Tuesday, May 18, 2010

The Red Umbrella Christina Diaz Gonzalez

The Red Umbrella by Christina Gonzalez
14 yr old Lucia Alverez is excited about an unexpected break from school, thanks to Castro's revolution. Lucia's parents fear for her safety. Lucia and her younger brother Frankie can't leave the house. When Lucia and Frankie sneak out, they see their dad's boss interrogated and threatened by Castro's men. Slowly, Lucia begins to realize the Cuba, she knows and loves is changing. When Castro came into power, family and friends became enemies. Lucia and her best friend Ivette, grow apart. Ivette joins the Jovenes Rebeldes, a communist youth movement in Cuba. Lucia's parents won't let her join. I didn't instantly like Lucia. She fought her parents, and didn't understand why they were against Castro.

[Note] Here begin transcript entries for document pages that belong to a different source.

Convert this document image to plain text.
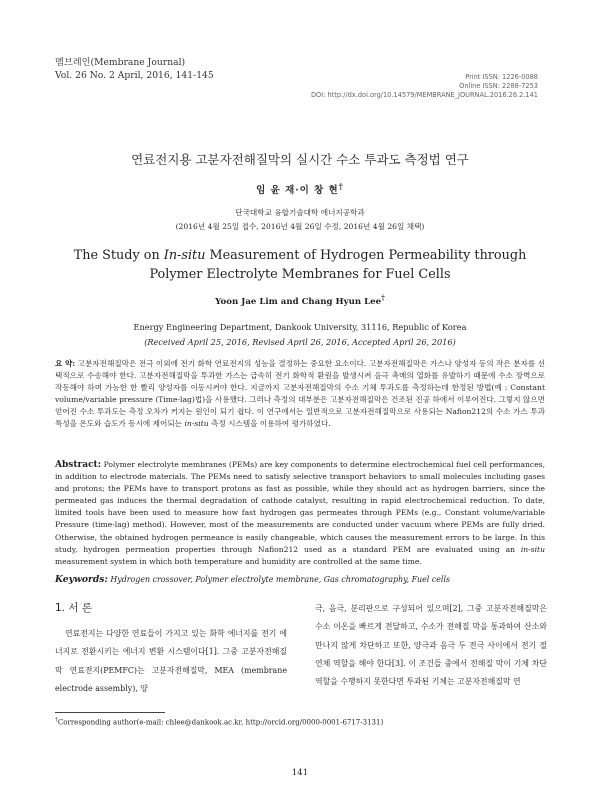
멤브레인(Membrane Journal)
Vol. 26 No. 2 April, 2016, 141-145	Print ISSN: 1226-0088
Online ISSN: 2288-7253
DOI: http://dx.doi.org/10.14579/MEMBRANE_JOURNAL.2016.26.2.141
연료전지용 고분자전해질막의 실시간 수소 투과도 측정법 연구
임 윤 재·이 창 현†
단국대학교 융합기술대학 에너지공학과
(2016년 4월 25일 접수, 2016년 4월 26일 수정, 2016년 4월 26일 채택)
The Study on In-situ Measurement of Hydrogen Permeability through Polymer Electrolyte Membranes for Fuel Cells
Yoon Jae Lim and Chang Hyun Lee†
Energy Engineering Department, Dankook University, 31116, Republic of Korea
(Received April 25, 2016, Revised April 26, 2016, Accepted April 26, 2016)
요 약: 고분자전해질막은 전극 이외에 전기 화학 연료전지의 성능을 결정하는 중요한 요소이다. 고분자전해질막은 가스나 양성자 등의 작은 분자를 선택적으로 수송해야 한다. 고분자전해질막을 투과한 가스는 급속히 전기 화학적 환원을 발생시켜 음극 촉매의 열화를 유발하기 때문에 수소 장벽으로 작동해야 하며 가능한 한 빨리 양성자를 이동시켜야 한다. 지금까지 고분자전해질막의 수소 기체 투과도를 측정하는데 한정된 방법(예 : Constant volume/variable pressure (Time-lag)법)을 사용했다. 그러나 측정의 대부분은 고분자전해질막은 건조된 진공 하에서 이루어진다. 그렇지 않으면 얻어진 수소 투과도는 측정 오차가 커지는 원인이 되기 쉽다. 이 연구에서는 일반적으로 고분자전해질막으로 사용되는 Nafion212의 수소 가스 투과 특성을 온도와 습도가 동시에 제어되는 in-situ 측정 시스템을 이용하여 평가하였다.
Abstract: Polymer electrolyte membranes (PEMs) are key components to determine electrochemical fuel cell performances, in addition to electrode materials. The PEMs need to satisfy selective transport behaviors to small molecules including gases and protons; the PEMs have to transport protons as fast as possible, while they should act as hydrogen barriers, since the permeated gas induces the thermal degradation of cathode catalyst, resulting in rapid electrochemical reduction. To date, limited tools have been used to measure how fast hydrogen gas permeates through PEMs (e.g., Constant volume/variable Pressure (time-lag) method). However, most of the measurements are conducted under vacuum where PEMs are fully dried. Otherwise, the obtained hydrogen permeance is easily changeable, which causes the measurement errors to be large. In this study, hydrogen permeation properties through Nafion212 used as a standard PEM are evaluated using an in-situ measurement system in which both temperature and humidity are controlled at the same time.
Keywords: Hydrogen crossover, Polymer electrolyte membrane, Gas chromatography, Fuel cells
1. 서 론

연료전지는 다양한 연료들이 가지고 있는 화학 에너지를 전기 에너지로 전환시키는 에너지 변환 시스템이다[1]. 그중 고분자전해질막 연료전지(PEMFC)는 고분자전해질막, MEA (membrane electrode assembly), 양

극, 음극, 분리판으로 구성되어 있으며[2], 그중 고분자전해질막은 수소 이온을 빠르게 전달하고, 수소가 전해질 막을 통과하여 산소와 만나지 않게 차단하고 또한, 양극과 음극 두 전극 사이에서 전기 절연체 역할을 해야 한다[3]. 이 조건들 중에서 전해질 막이 기체 차단 역할을 수행하지 못한다면 투과된 기체는 고분자전해질막 연

†Corresponding author(e-mail: chlee@dankook.ac.kr, http://orcid.org/0000-0001-6717-3131)
141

Somewhere along the way, I realized a 14 yr old who is forced to stay home (even if there's a good reason) will fight their parents. Also Castro's ideas looked good to Lucia because they differed from her parents. The early tension between Lucia and her parents, made it easy for me to imagine parents and children choosing different sides. If things had gone differently, Lucia could've run away and joined Jovenes Rebeldes. This was one of the books strengths. Gonzalez allows the reader to consider what if. What if Frankie hadn't gotten sick, and Lucia never passed that oak tree?

After the oak tree, Lucia has seen too much and trust her parents completely. Lucia's parents try to give the impression that they support Castro, in hopes that it will keep them safe. Its not enough. They are worried about the safety of Lucia and her younger brother, Frankie. They decide to send Lucia and Frankie to the U.S. alone. Between 1960 and 1962 ( Red Umbrella, 1961) Operation Pedro Pan was in effect. Many Cuban parents who were against Castro sent there children to the U.S. alone.

Lucia and Frankie are in Miami for a short time. The two are placed with a husband and wife in Nebraska. They keep in touch with their parents through letters and the occasional phone call. The author does of allowing the reader to feel Lucia's experiences. The Alveraz family connection and love is very strong. I thought the author could've developed certain aspects a little more. One day Lucia runs into Laura, a classmate. Her father was arrested for spreading anti -revolutionary lies. I thought Laura woud've made a good character I would've loved a conversation about Castro's ideology between Lucia and Laura.

The author used, Ivette to give a voice to Castro's belief, with letters to Lucia. They didn't feel natural to the story. It was the only time the Gonzalez faltered in blending fact with fiction.

The Red Umbrella is wonderful read. Gonzalez tells a great story. A red umbrella makes a few appearances, I especially loved the last one. The author has mastered the art of symbolism. There aren't many middle grade novels about how Castro's rule impacted Cuban families. I believe this is the first one about Operation Pedro Pan. Its a very good first.

Read an excerpt The Red Umbrella could be paired with Leaving Glorytown: One Boy's Struggle Under Castro by Eduardo F. Calcines. It's a beautiful memoir about a boy growing up in Cuba when Castro came into power.

3 comments:

Colleen said...

I'll be reading this one soon - I'm looking forward to it after reading this. Should be interesting!

Doret said...

Colleen, I think you'll like it.

Emma said...

I just LOVED the Red Umbrella. Perfect up all night read!
Your blog is very nicely put together- well done, keep it up!